The setup function has a few magic parameters that are needed to setup the CC1101 in the right mode to mimic the signal.

The transmitPayload function packs a few payloads repeated into a “single” packet that will be transmitted. This is because the CC1101 will by default add a preamble to clear the signal noise in the TX radio (called “whitening”… I think). I found it easier if I just packed more signal payloads after the preamble instead of trying to figure out how to disable it all together. In this case holding the button on the remote simply repeated the signal. This told me that the receiver probably continuously scans for relevant messages and re-transmitting the signal over and over again is totally fine for this application (at least the “on” or “off” states). Even if the first payload is ruined due to the preamble, subsequent payloads will be properly parsed.
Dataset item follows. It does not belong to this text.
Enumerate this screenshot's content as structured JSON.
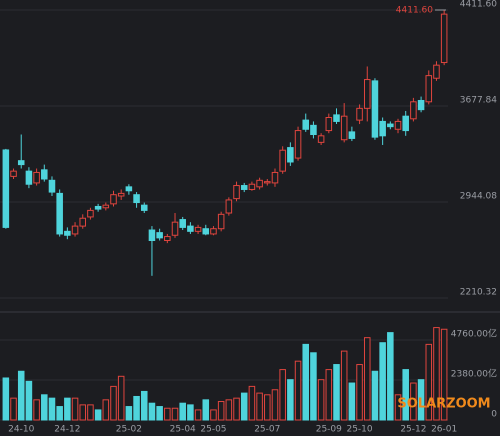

One more thing, I added a diagnostic LED to pin 4 in the sketch but not the schematic. Simply wire a LED in series with a 470 ohm resistor to have it turn off and on with the most recent transmitted state.

Now to upload the code to the Arduino Nano, and … profit!

Next Steps

Now that I got the basic sketch working to turn my lights on/off, I need to build a case and a button to actually control my lights.

It would also be nice if I used a microcontroller with WiFi or Zigbee to bee able to configure and trigger it through my Home Assistant setup.